PrincetonUniversity / DP_GP_cluster

BSD 3-Clause "New" or "Revised" License
76 stars 26 forks source link

apply on data other than expression #26

Closed johaGL closed 3 years ago

johaGL commented 3 years ago

Hello, thank you for your great software. I would like to use it on two datasets, one has 4 time points, the other only 3 time points. I have a list (unfiltered) of "highly dynamic genes" with respective Log2FoldChange and pvalue between each two consecutive time points (DESeq2). I have 3 biological replicates for each time point. My question is:

IanMcDowell commented 3 years ago

You do not have to use (log) TPM data. In fact, log2FC is preferred. However, this tool may not be the right one for your application. Because you only have three timepoints, modeling trajectories with a Gaussian process is overkill. Hierarchical clustering should be sufficient for this task, and the resultant dendrogram and heatmap will be helpful exploratory tools.
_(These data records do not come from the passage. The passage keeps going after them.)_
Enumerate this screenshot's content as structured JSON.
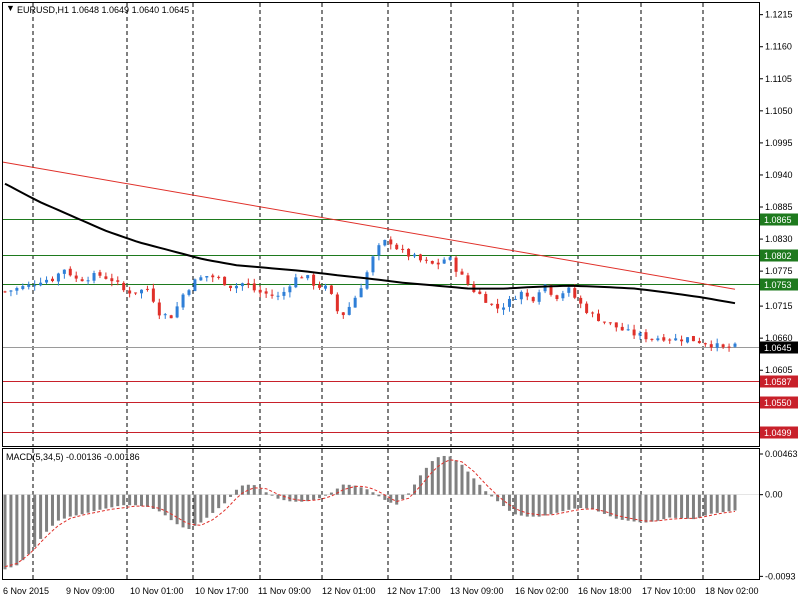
{
  "header": {
    "symbol_label": "EURUSD,H1 1.0648 1.0649 1.0640 1.0645",
    "macd_label": "MACD(5,34,5) -0.00136 -0.00186"
  },
  "colors": {
    "bull": "#2f7fd7",
    "bear": "#e0302a",
    "sma": "#000000",
    "trend": "#e0302a",
    "support": "#c8202a",
    "resistance": "#1e7a1e",
    "grid": "#000000",
    "current_price": "#9a9a9a",
    "macd_bar": "#808080",
    "macd_signal": "#e0302a"
  },
  "chart_data": [
    {
      "type": "candlestick",
      "title": "EURUSD,H1",
      "ylim": [
        1.0475,
        1.1235
      ],
      "y_ticks": [
        "1.1215",
        "1.1160",
        "1.1105",
        "1.1050",
        "1.0995",
        "1.0940",
        "1.0885",
        "1.0830",
        "1.0775",
        "1.0715",
        "1.0660",
        "1.0605"
      ],
      "x_ticks": [
        "6 Nov 2015",
        "9 Nov 09:00",
        "10 Nov 01:00",
        "10 Nov 17:00",
        "11 Nov 09:00",
        "12 Nov 01:00",
        "12 Nov 17:00",
        "13 Nov 09:00",
        "16 Nov 02:00",
        "16 Nov 18:00",
        "17 Nov 10:00",
        "18 Nov 02:00"
      ],
      "close_anchors": [
        1.074,
        1.0745,
        1.075,
        1.076,
        1.0762,
        1.078,
        1.076,
        1.0765,
        1.0768,
        1.076,
        1.074,
        1.074,
        1.0745,
        1.07,
        1.0698,
        1.074,
        1.076,
        1.0768,
        1.076,
        1.0748,
        1.0755,
        1.074,
        1.0735,
        1.073,
        1.076,
        1.0768,
        1.075,
        1.0745,
        1.0695,
        1.072,
        1.076,
        1.081,
        1.083,
        1.081,
        1.08,
        1.079,
        1.0785,
        1.08,
        1.077,
        1.0745,
        1.073,
        1.071,
        1.072,
        1.074,
        1.0725,
        1.0755,
        1.073,
        1.0745,
        1.072,
        1.07,
        1.069,
        1.068,
        1.067,
        1.0665,
        1.066,
        1.0662,
        1.0658,
        1.066,
        1.0655,
        1.065,
        1.0642,
        1.0645
      ],
      "sma_anchors": [
        1.0925,
        1.0895,
        1.087,
        1.0845,
        1.0825,
        1.081,
        1.0795,
        1.0785,
        1.078,
        1.0775,
        1.0768,
        1.0762,
        1.0755,
        1.075,
        1.0745,
        1.0745,
        1.0748,
        1.075,
        1.0748,
        1.0745,
        1.0738,
        1.073,
        1.072
      ],
      "trendline": [
        1.0962,
        1.0744
      ],
      "levels": [
        {
          "value": "1.0865",
          "kind": "resistance"
        },
        {
          "value": "1.0802",
          "kind": "resistance"
        },
        {
          "value": "1.0753",
          "kind": "resistance"
        },
        {
          "value": "1.0587",
          "kind": "support"
        },
        {
          "value": "1.0550",
          "kind": "support"
        },
        {
          "value": "1.0499",
          "kind": "support"
        }
      ],
      "current_price": "1.0645"
    },
    {
      "type": "bar",
      "title": "MACD(5,34,5)",
      "ylim": [
        -0.0096,
        0.0052
      ],
      "y_ticks": [
        "0.00463",
        "0.00",
        "-0.0093"
      ],
      "bars_count": 124,
      "bar_anchors": [
        -0.0085,
        -0.008,
        -0.0065,
        -0.0045,
        -0.003,
        -0.0025,
        -0.0022,
        -0.0018,
        -0.0015,
        -0.0012,
        -0.0012,
        -0.0014,
        -0.002,
        -0.0032,
        -0.004,
        -0.0032,
        -0.002,
        -0.0008,
        0.001,
        0.0012,
        0.0003,
        -0.0005,
        -0.0008,
        -0.0008,
        -0.0005,
        0.0002,
        0.0012,
        0.001,
        0.0005,
        -0.0005,
        -0.0012,
        0.0002,
        0.0025,
        0.0042,
        0.0045,
        0.0035,
        0.0018,
        0.0002,
        -0.001,
        -0.0022,
        -0.0025,
        -0.0025,
        -0.0022,
        -0.0018,
        -0.0015,
        -0.0016,
        -0.0022,
        -0.0028,
        -0.003,
        -0.0032,
        -0.003,
        -0.0026,
        -0.0027,
        -0.0028,
        -0.0022,
        -0.002,
        -0.0018
      ],
      "signal_anchors": [
        -0.0082,
        -0.0078,
        -0.0066,
        -0.005,
        -0.0036,
        -0.0027,
        -0.0023,
        -0.002,
        -0.0017,
        -0.0015,
        -0.0013,
        -0.0013,
        -0.0016,
        -0.0024,
        -0.0033,
        -0.0035,
        -0.0028,
        -0.0016,
        0.0,
        0.0008,
        0.0007,
        0.0,
        -0.0005,
        -0.0007,
        -0.0006,
        -0.0002,
        0.0006,
        0.001,
        0.0008,
        0.0001,
        -0.0008,
        -0.0004,
        0.0012,
        0.003,
        0.004,
        0.0038,
        0.0026,
        0.001,
        -0.0004,
        -0.0015,
        -0.0021,
        -0.0023,
        -0.0023,
        -0.002,
        -0.0017,
        -0.0016,
        -0.0019,
        -0.0024,
        -0.0027,
        -0.003,
        -0.003,
        -0.0028,
        -0.0027,
        -0.0027,
        -0.0024,
        -0.0021,
        -0.0019
      ]
    }
  ]
}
As an aside, it is convention to compare each timepoint to the baseline timepoint instead of comparing each timepoint to its immediately preceding timepoint. This will yield more readily interpretable and plottable values. (For example, under your scheme, plot out if a gene has log2FC 1vs2 = 2 and 2vs3 = 0, then plot the same values under different contrasts, 1vs2 = 2 and 1vs3 = 2.)

johaGL commented 3 years ago

Thank you very much, sorry for my late reply. We appreciate equally the second advice you gave us. Best regards.